The bomb and the energy come as a package deal. The uranium, after it has reached the end of its fission life in a reactor as fuel, degrades into plutonium. This is the apocalyptic problem we reach when we need to give fission power to a country which we cannot trust with it. As the years go on, it’s clear that Afghanistan and the surrounding countries will need fission energy to advance. But you cannot come into the nuclear game if you have organisations like fucking Boko Haram, Al qaeda, and the Taliban roaming around your countryside, because having a nuclear reactor around those kinds of lunatics is insane.

We couldn’t get the Taliban out of Afghanistan, and now they are going to be a political party. Maybe one day they’ll want fission power. Or maybe Pakistan will violate the world's trust even further and build a fission plant next door to a country half controlled by the Taliban. Abdul Quadeer Khan, a Pakistani nuclear physicist, stole blueprints from Norway on how to build a uranium enrichment centrifuge. He made Pakistan a nuclear power, then he sold these blueprints to the likes of Iran and North Korea, and there was even some spurious intelligence that Saddam was paying for it. Other countries will acquire the blueprints, legally or not, and regardless of their stability. Because the people in these countries need the power. 

We're kind of waking up from our fear of “nuclear energy” and the visions of mushroom clouds, radiation, foetuses of triplets all joined at the arsehole, catastrophic reactor management, and just general nuclear disaster. There are four hundred and forty fission reactors currently powering cities on earth. Fifty more are under construction. Some of these reactors will be built in unsavoury countries with permission or not because of the current balkanisation of the super powers. And they will have to enrich uranium, or buy it in, and it will be a  mystery how they dispose, recycle, and destroy the plutonium. As fission power increases around the world, so does nuclear terrorism. 

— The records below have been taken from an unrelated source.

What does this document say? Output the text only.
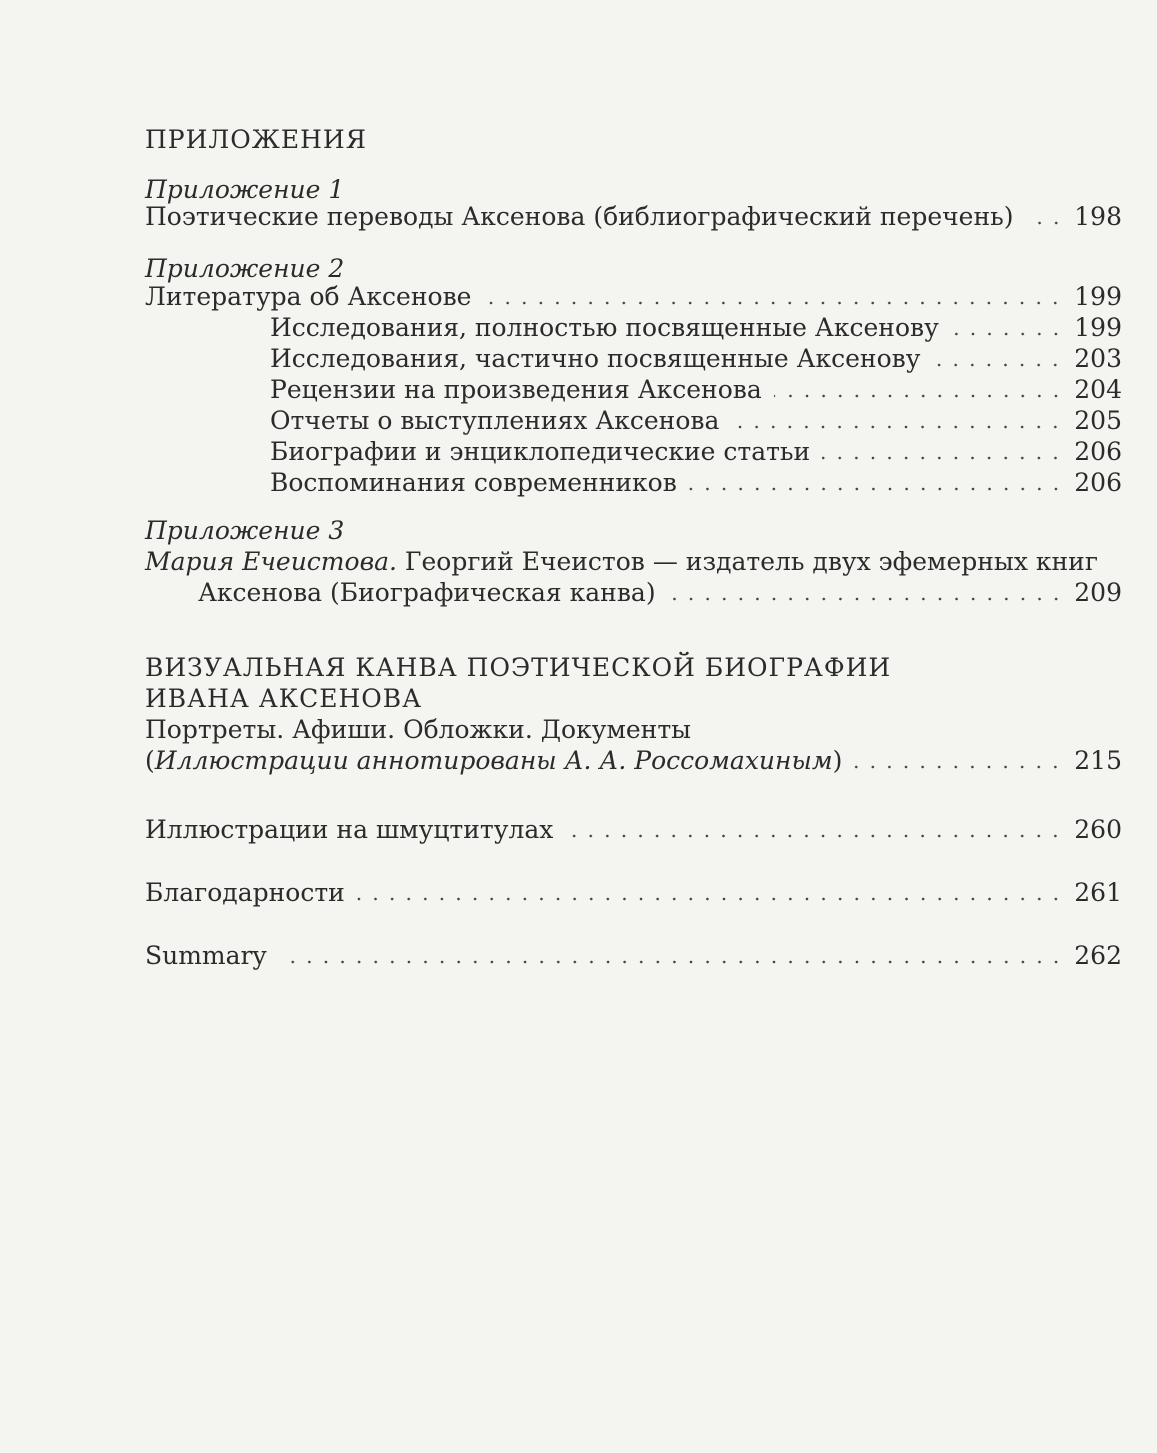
ПРИЛОЖЕНИЯ
Приложение 1
Поэтические переводы Аксенова (библиографический перечень) 198
Приложение 2
Литература об Аксенове	199
Исследования, полностью посвященные Аксенову	199
Исследования, частично посвященные Аксенову	203
Рецензии на произведения Аксенова	204
Отчеты о выступлениях Аксенова	205
Биографии и энциклопедические статьи	206
Воспоминания современников	206
Приложение 3
Мария Ечеистова. Георгий Ечеистов — издатель двух эфемерных книг
Аксенова (Биографическая канва)	209
ВИЗУАЛЬНАЯ КАНВА ПОЭТИЧЕСКОЙ БИОГРАФИИ
ИВАНА АКСЕНОВА
Портреты. Афиши. Обложки. Документы
(Иллюстрации аннотированы А. А. Россомахиным)	215
Иллюстрации на шмуцтитулах	260
Благодарности	261
Summary	262
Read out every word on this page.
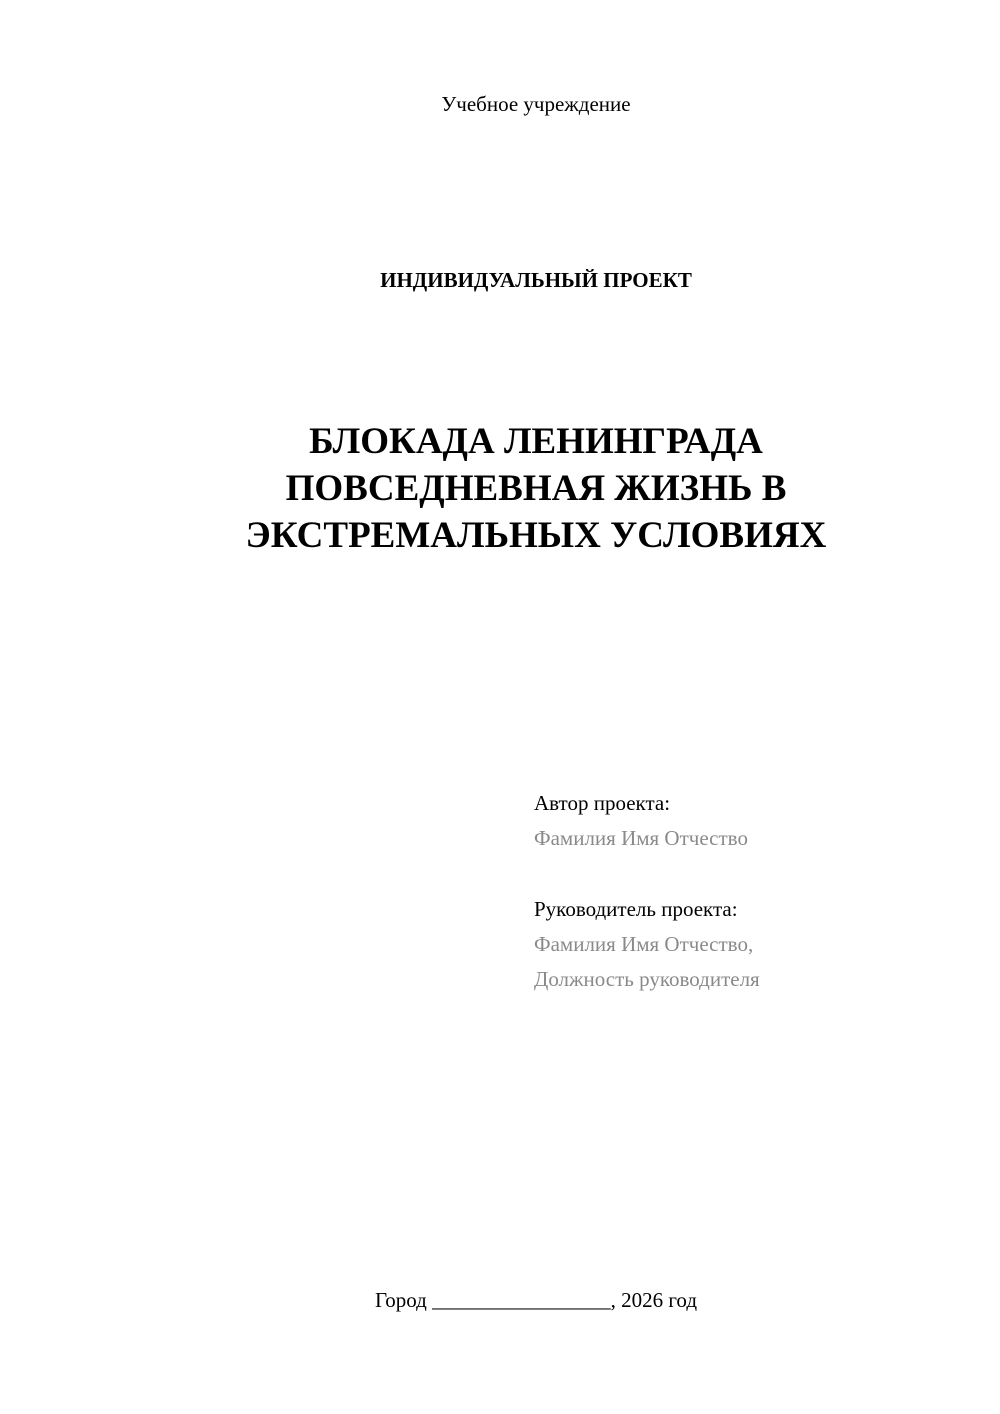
Учебное учреждение
ИНДИВИДУАЛЬНЫЙ ПРОЕКТ
БЛОКАДА ЛЕНИНГРАДА
ПОВСЕДНЕВНАЯ ЖИЗНЬ В
ЭКСТРЕМАЛЬНЫХ УСЛОВИЯХ
Автор проекта:
Фамилия Имя Отчество
Руководитель проекта:
Фамилия Имя Отчество,
Должность руководителя
Город _________________, 2026 год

The two years before the success of the Manhattan Project at the Trinity test, the U.S. dropped two hundred and seventy-thousand tons of TNT on Japan in bombing runs. Then they used 64kg of highly enriched uranium in the bomb for Hiroshima and recreated the conditions inside the fucking sun. Then three days later, they used 6.2kg of plutonium on Nagasaki. A 6.2kg piece of plutonium the size of a six pack beer is the equivalent to fifty-seven thousand tons of TNT. 

We are gonna have to run with fission energy, and along the way some crazy fucking cult will convince their “smart” sympathisers to help build a nuclear bomb. Building the actual bomb is easy, it’s getting the plutonium or highly enriched uranium that is near impossible. But a group won’t have to mine for it one day, they’ll just infiltrate a station with poor security or buy it from the increasing amount of unstable nuclear states. 

And now we are pulling out of Afghanistan and god knows what that’s gonna lead too. Are we are all just gonna live happily ever after that monstrosity? Because there are some fellas over there who would love some of that plutonium – we definitely learnt that much.